Symfony 1.1: Should I be worried?

I read Francois’ most recent view on Symfony’s verbosity and was surprised at his dissent given his core involvement with the project. I can definitely see where he is coming from, as it can’t be easy to write easy-to-digest documentation for such a complex beast. I’m wondering if it is worthwhile upgrading as I’m quite happy with the framework as it stands - don’t get me wrong, the new form subframework is definitely a step in the right direction, but I don’t really like straying far from my metaphorical “comfort zone”.

Decent documentation would go a long way to convince me that a version switch is a good idea, but I don’t think I will find much reassurance if the next version of the book looks like a glorified API manual. I do hope that appropriate features and improvements from the 1.1 branch are merged across to 1.0, not just important security patches. I also hope we won’t end up with a split in the community as a result of the aforementioned blog post..

This entry was posted on Thursday, May 8th, 2008 at 8:20 pm and is filed under 1.0, 1.1, Editorial. You can follow any responses to this entry through the RSS 2.0 feed. You can leave a response, or trackback from your own site.

4 Responses to “Symfony 1.1: Should I be worried?”

  1. jwage Says:

    I really don’t think so. In my opinion the verbosity, flexibility and configuration are good things which allow large applications to be built in an extendable and easy to maintain way. The catch some would say is the learning curve has the potential to be greater for less experienced developers to dive right in. It requires good documentation and a little more api studying and understanding by the developer before being able completely begin to develop rapidly. But this learning curve is small and significant and well worth it in the big picture. I would say that frameworks that are built in a way that is the easiest to understand quickly and has less magic and tools at your fingertips can be less ideal once you begin to deal with larger applications. This is because you are doing a lot of work manually, which could be automated or extended from some base functionality. i.e. forms, lists, models, database abstraction, etc. On the flip side this means that symfony might not make sense for smaller one-off projects due to the higher overhead.

    Just my two cents.

  2. superhaggis Says:

    Thanks for taking time out to comment. :-)

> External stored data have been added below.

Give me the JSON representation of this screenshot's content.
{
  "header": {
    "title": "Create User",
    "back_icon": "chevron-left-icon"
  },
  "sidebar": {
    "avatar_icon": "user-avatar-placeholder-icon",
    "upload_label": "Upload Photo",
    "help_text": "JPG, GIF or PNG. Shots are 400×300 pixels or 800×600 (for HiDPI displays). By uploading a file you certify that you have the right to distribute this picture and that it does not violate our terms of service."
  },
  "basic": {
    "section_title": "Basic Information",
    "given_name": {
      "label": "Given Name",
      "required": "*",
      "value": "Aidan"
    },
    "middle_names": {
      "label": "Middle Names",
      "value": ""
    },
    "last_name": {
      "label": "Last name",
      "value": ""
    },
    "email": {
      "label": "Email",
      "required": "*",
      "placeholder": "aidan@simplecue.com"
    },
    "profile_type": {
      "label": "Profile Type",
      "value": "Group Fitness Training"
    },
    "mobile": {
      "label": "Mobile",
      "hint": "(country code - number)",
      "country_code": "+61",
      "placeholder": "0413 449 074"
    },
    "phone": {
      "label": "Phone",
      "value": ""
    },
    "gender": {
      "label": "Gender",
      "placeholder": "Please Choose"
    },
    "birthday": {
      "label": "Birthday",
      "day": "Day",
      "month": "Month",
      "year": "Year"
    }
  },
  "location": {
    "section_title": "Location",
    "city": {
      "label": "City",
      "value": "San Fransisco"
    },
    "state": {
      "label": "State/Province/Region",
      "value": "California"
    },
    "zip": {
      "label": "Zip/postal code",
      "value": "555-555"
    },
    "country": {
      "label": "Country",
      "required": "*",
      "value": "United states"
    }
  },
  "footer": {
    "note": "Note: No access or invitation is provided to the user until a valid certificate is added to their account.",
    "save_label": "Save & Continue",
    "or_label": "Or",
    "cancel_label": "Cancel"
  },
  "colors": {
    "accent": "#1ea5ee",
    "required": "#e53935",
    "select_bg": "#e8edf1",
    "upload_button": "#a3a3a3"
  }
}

    I’m guess I’m just concerned about how these significant changes to the framework will affect it’s marketability. “Enterprise-ready” is currently one of the hooks used, and I wouldn’t want to see that change to “enterprise-focused” or “enterprise-only”. There are a lot of enthusiast PHP developers out there who get a kick out of Symfony development, and I wouldn’t want them to feel alienated by future design decisions (the removal of RoR-a-like helpers, for example).

  3. halfer Says:

    My first thought, superhaggis, was I think the same as yours: uh-oh, a split in the community. But I don’t think Francois’ post is indicative of that, and I know Fabien and colleagues will take the criticism with good grace. After all, they’ve been fairly bulletproof in the past, given the number of negative comments thrown at the framework/docs/whatever by struggling users, in the fora and from elsewhere!

    It will of course be interesting to see where Fabien and co take the framework, but if Francois’ core point is that “a few proxy methods to help non-expert programmers won’t hurt the codebase”, then I’m inclined to agree with him. I can’t see how adding a bit of “polish” is going to hurt extensibility at all.

    Off topic: if you want to encourage commenters here, then I’d suggest turning off the registration feature, and have a captcha instead. People generally won’t bother with the hassle otherwise, imo :o)

  4. superhaggis Says:

    The “proxy method” suggestion is a great one - you can never have too many wrappers! :-)

    Point taken regarding blog registration! Cheers!